We don’t know what the metabolic factors are yet, but our results strongly encourage research that addresses that question. Our results may also explain the importance of adequate renourishment when we treat anorexia nervosa. Family Based Treatment (FBT) for youth with anorexia focuses strongly on renourishment. Inpatient renourishment is often most ineffective when we are forced to discharge patients (usually due to insurance denials) before they have reached a healthy weight. Perhaps one of the reasons this happens is that we are not giving their metabolisms an opportunity to reset after prolonged dysregulation.

It is often said that good science raises more questions than it answers, but at least in this case, our results are telling us which next questions we should address. Our findings strongly encourage us to augment our current focus with more detailed explorations of metabolic factors in the hope that such a focus will improve track record among health professionals in treating this pernicious illness.

ANGI is an important beginning, but it is just a beginning. Believe it or not, our sample size is still fairly small. Our colleagues studying depression already have over 250,000 participants, and geneticists studying height and weight have over 750,000! But now we know how to do this and have a blueprint for success. Stay tuned for Part 2 of this series to describe the study in detail, Part 3 in this series for an interview with Professor Patrick Sullivan on next steps, and Part 4 for personal reflections and what ANGI results mean for patients, families, and clinicians today.
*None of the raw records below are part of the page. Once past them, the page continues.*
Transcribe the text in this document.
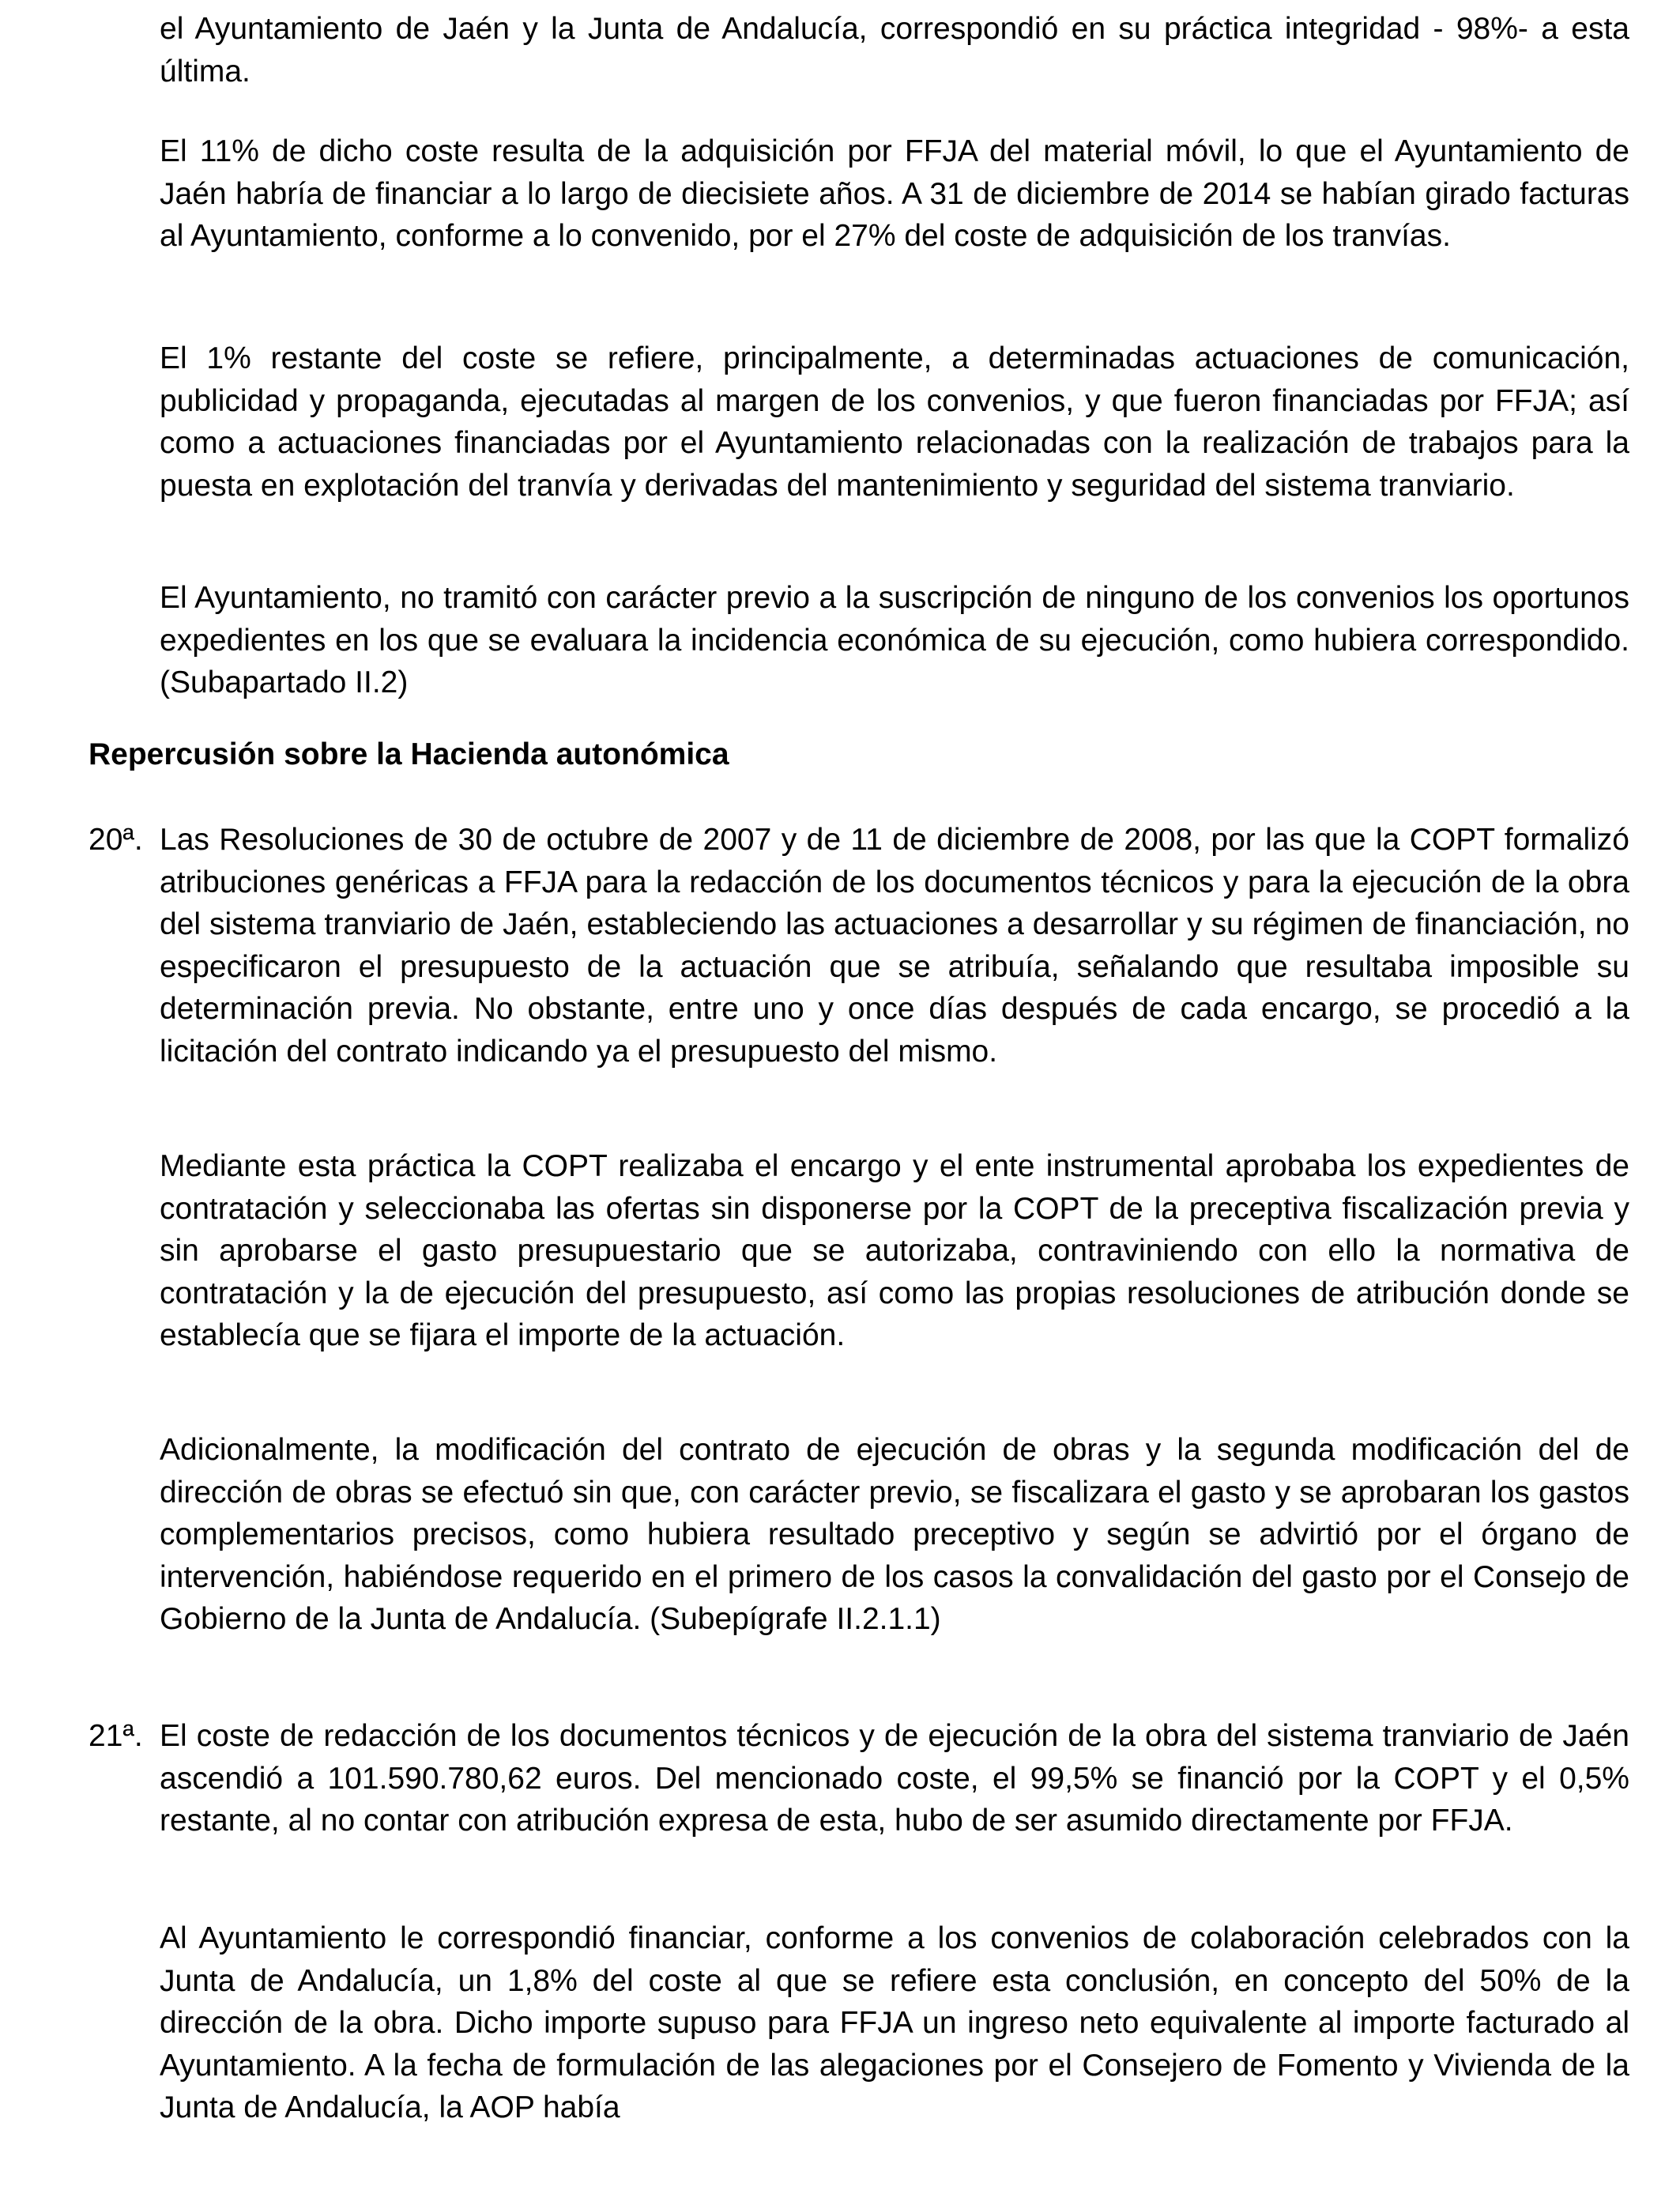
el Ayuntamiento de Jaén y la Junta de Andalucía, correspondió en su práctica integridad - 98%- a esta última.

El 11% de dicho coste resulta de la adquisición por FFJA del material móvil, lo que el Ayuntamiento de Jaén habría de financiar a lo largo de diecisiete años. A 31 de diciembre de 2014 se habían girado facturas al Ayuntamiento, conforme a lo convenido, por el 27% del coste de adquisición de los tranvías.

El 1% restante del coste se refiere, principalmente, a determinadas actuaciones de comunicación, publicidad y propaganda, ejecutadas al margen de los convenios, y que fueron financiadas por FFJA; así como a actuaciones financiadas por el Ayuntamiento relacionadas con la realización de trabajos para la puesta en explotación del tranvía y derivadas del mantenimiento y seguridad del sistema tranviario.

El Ayuntamiento, no tramitó con carácter previo a la suscripción de ninguno de los convenios los oportunos expedientes en los que se evaluara la incidencia económica de su ejecución, como hubiera correspondido. (Subapartado II.2)

Repercusión sobre la Hacienda autonómica

20ª. Las Resoluciones de 30 de octubre de 2007 y de 11 de diciembre de 2008, por las que la COPT formalizó atribuciones genéricas a FFJA para la redacción de los documentos técnicos y para la ejecución de la obra del sistema tranviario de Jaén, estableciendo las actuaciones a desarrollar y su régimen de financiación, no especificaron el presupuesto de la actuación que se atribuía, señalando que resultaba imposible su determinación previa. No obstante, entre uno y once días después de cada encargo, se procedió a la licitación del contrato indicando ya el presupuesto del mismo.

Mediante esta práctica la COPT realizaba el encargo y el ente instrumental aprobaba los expedientes de contratación y seleccionaba las ofertas sin disponerse por la COPT de la preceptiva fiscalización previa y sin aprobarse el gasto presupuestario que se autorizaba, contraviniendo con ello la normativa de contratación y la de ejecución del presupuesto, así como las propias resoluciones de atribución donde se establecía que se fijara el importe de la actuación.

Adicionalmente, la modificación del contrato de ejecución de obras y la segunda modificación del de dirección de obras se efectuó sin que, con carácter previo, se fiscalizara el gasto y se aprobaran los gastos complementarios precisos, como hubiera resultado preceptivo y según se advirtió por el órgano de intervención, habiéndose requerido en el primero de los casos la convalidación del gasto por el Consejo de Gobierno de la Junta de Andalucía. (Subepígrafe II.2.1.1)

21ª. El coste de redacción de los documentos técnicos y de ejecución de la obra del sistema tranviario de Jaén ascendió a 101.590.780,62 euros. Del mencionado coste, el 99,5% se financió por la COPT y el 0,5% restante, al no contar con atribución expresa de esta, hubo de ser asumido directamente por FFJA.

Al Ayuntamiento le correspondió financiar, conforme a los convenios de colaboración celebrados con la Junta de Andalucía, un 1,8% del coste al que se refiere esta conclusión, en concepto del 50% de la dirección de la obra. Dicho importe supuso para FFJA un ingreso neto equivalente al importe facturado al Ayuntamiento. A la fecha de formulación de las alegaciones por el Consejero de Fomento y Vivienda de la Junta de Andalucía, la AOP había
Most importantly, heartfelt thanks to every person around the world who contributed their blood and clinical information to us in order to make ANGI a success. We felt, and we hope that you felt, a sense of community around our effort to achieve our scientific goals. We could never have produced this novel understanding of anorexia nervosa without your willingness to engage with us and become part of the ANGI team. Thank you for joining us on this journey of discovery.